Auch Elfriede Jelinek erregte sich

„Jetzt ist schon wieder eine Frau rausgekippt worden wie Abfall“, erregte sich die Rowohlt-Autorin Elfriede Jelinek. Ebenso mutmaßte auch die ehemalige Berlin-Verlags-Geschäftsführerin und Literaturagentin Elisabeth Ruge in einem Radio-Interview: „Ich denke, dass es sich vielleicht einfacher anfühlt oder auch einfacher ist, eine Frau vor die Tür zu setzen. Das haben wir halt immer wieder erlebt, dass es da weniger Respekt oder weniger Hochachtung gibt.“

Mann ersetzt Frau, noch dazu einer, der wie Illies keine Erfahrung im Buchgeschäft besitzt, und ein weiterer Mann sorgt für den Vollzug – ganz von der Hand zu weisen ist die Genderproblematik nicht. Ob das eher unglamouröse und sparsame Auftreten von Laugwitz in der Öffentlichkeit ein Grund für die Kündigung war? Müssen Verlegerinnen und Verleger das überhaupt sein, glamourös, Stars ihres Gewerbes? Wer weiß schon, wer dem Rowohlt-Schwester-Verlag S. Fischer vorsteht? Oder im Moment bei Suhrkamp das Sagen hat? Oder bei Dumont, dem Murakami-Houellebecq-und-Hennig-von-Lange-Verlag. Die beiden ersteren sind übrigens Männer, und auch diese Verlage arbeiten erfolgreich gegen die Krise an.
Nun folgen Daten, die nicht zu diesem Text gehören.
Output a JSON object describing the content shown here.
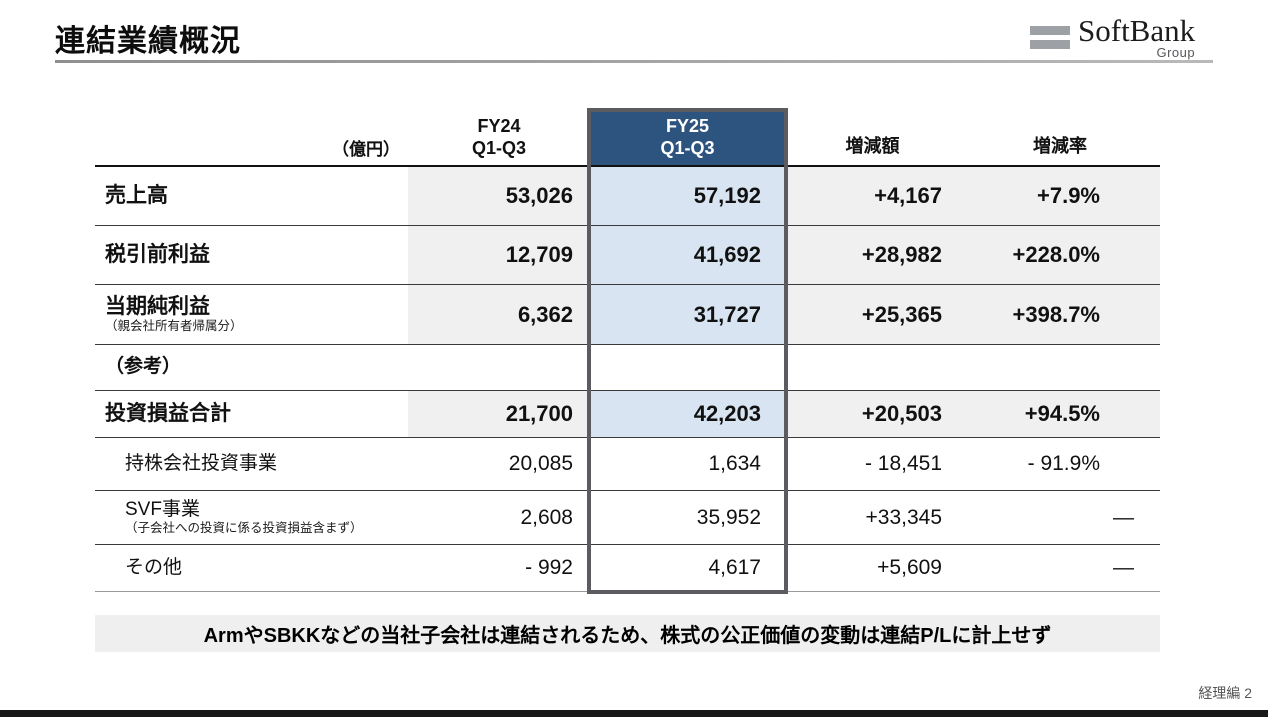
{
  "slide": {
    "title": "連結業績概況",
    "note": "ArmやSBKKなどの当社子会社は連結されるため、株式の公正価値の変動は連結P/Lに計上せず",
    "footer_label": "経理編 2"
  },
  "logo": {
    "name": "SoftBank",
    "group": "Group"
  },
  "colors": {
    "fy25_header_blue": "#2d537f",
    "fy25_highlight_blue": "#d8e4f2",
    "band_gray": "#f0f0f0",
    "frame_gray": "#5a5c5f",
    "note_bg": "#efefef"
  },
  "table": {
    "unit_label": "（億円）",
    "header": {
      "fy24_line1": "FY24",
      "fy24_line2": "Q1-Q3",
      "fy25_line1": "FY25",
      "fy25_line2": "Q1-Q3",
      "delta": "増減額",
      "rate": "増減率"
    },
    "rows": [
      {
        "label": "売上高",
        "fy24": "53,026",
        "fy25": "57,192",
        "delta": "+4,167",
        "rate": "+7.9%"
      },
      {
        "label": "税引前利益",
        "fy24": "12,709",
        "fy25": "41,692",
        "delta": "+28,982",
        "rate": "+228.0%"
      },
      {
        "label": "当期純利益",
        "sub": "（親会社所有者帰属分）",
        "fy24": "6,362",
        "fy25": "31,727",
        "delta": "+25,365",
        "rate": "+398.7%"
      },
      {
        "label": "（参考）",
        "fy24": "",
        "fy25": "",
        "delta": "",
        "rate": ""
      },
      {
        "label": "投資損益合計",
        "fy24": "21,700",
        "fy25": "42,203",
        "delta": "+20,503",
        "rate": "+94.5%"
      },
      {
        "label": "持株会社投資事業",
        "fy24": "20,085",
        "fy25": "1,634",
        "delta": "- 18,451",
        "rate": "- 91.9%"
      },
      {
        "label": "SVF事業",
        "sub": "（子会社への投資に係る投資損益含まず）",
        "fy24": "2,608",
        "fy25": "35,952",
        "delta": "+33,345",
        "rate": "—"
      },
      {
        "label": "その他",
        "fy24": "- 992",
        "fy25": "4,617",
        "delta": "+5,609",
        "rate": "—"
      }
    ]
  }
}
Auch ihr Nachfolger Florian Illies schweigt

Florian Illies mag aufgrund seiner Karriere als Autor („Generation Golf“, „1913“), als Gründer des Kunstmagazins „Monopol“ und der Berliner Seiten der „FAZ“ sowie als Geschäftsführer des Kunstauktionshauses Villa Grisebach um einiges schillernder sein als Barbara Laugwitz. Doch heißt es auch über ihn, dass er nur ungern Interviews gibt, geschweige denn in Talkshows auftritt. Seinen Start bei Rowohlt hat sich Illies bestimmt anders vorgestellt – auch er schweigt zu den Geschehnissen. Während seine Vorgängerin sich um ihre Bekanntheit keine Sorgen machen muss, sie vermutlich neue Jobangebote bekommt, muss Florian Illies sich nicht nur einarbeiten und die Eigenheiten des Buchgeschäfts kennenlernen, sondern auch Scherben zusammenkehren, den Laden zusammenhalten.

Er wird sicher neue Autorinnen und Autoren an den Rowohlt Verlag heranführen, die Kontakte hat er. Doch trotz des erwähnten Autoren-Egoismus ist es nicht unwahrscheinlich, dass so mancher Rowohlt den Rücken kehren wird, nicht weil er oder sie etwas gegen Illies hätte, sondern um Verlegerin Laugwitz zu ihrer nächsten Station zu folgen. Wie sagte Inger-Maria Mahlke bei der Buchpreis-Verleihung: Bücher sind keine Joghurts, sie befinden sich immer in einem fragilen Zustand. Umso wichtiger ist es da, dass die Verbindung der Autorinnen und Autoren zu ihrem Lektorat, zu ihren Verlegern und Verlegerinnen feste sind, vertraute, zuverlässige Beziehungen.

Die Frankfurter Buchmesse 2018 hat mit den Rowohlt-Turbulenzen jedenfalls eins ihrer Topthemen, nicht nur am Verlagsstand in Halle 3.1. Dort las am Mittwochmorgen erst mal Inger-Maria Mahlke.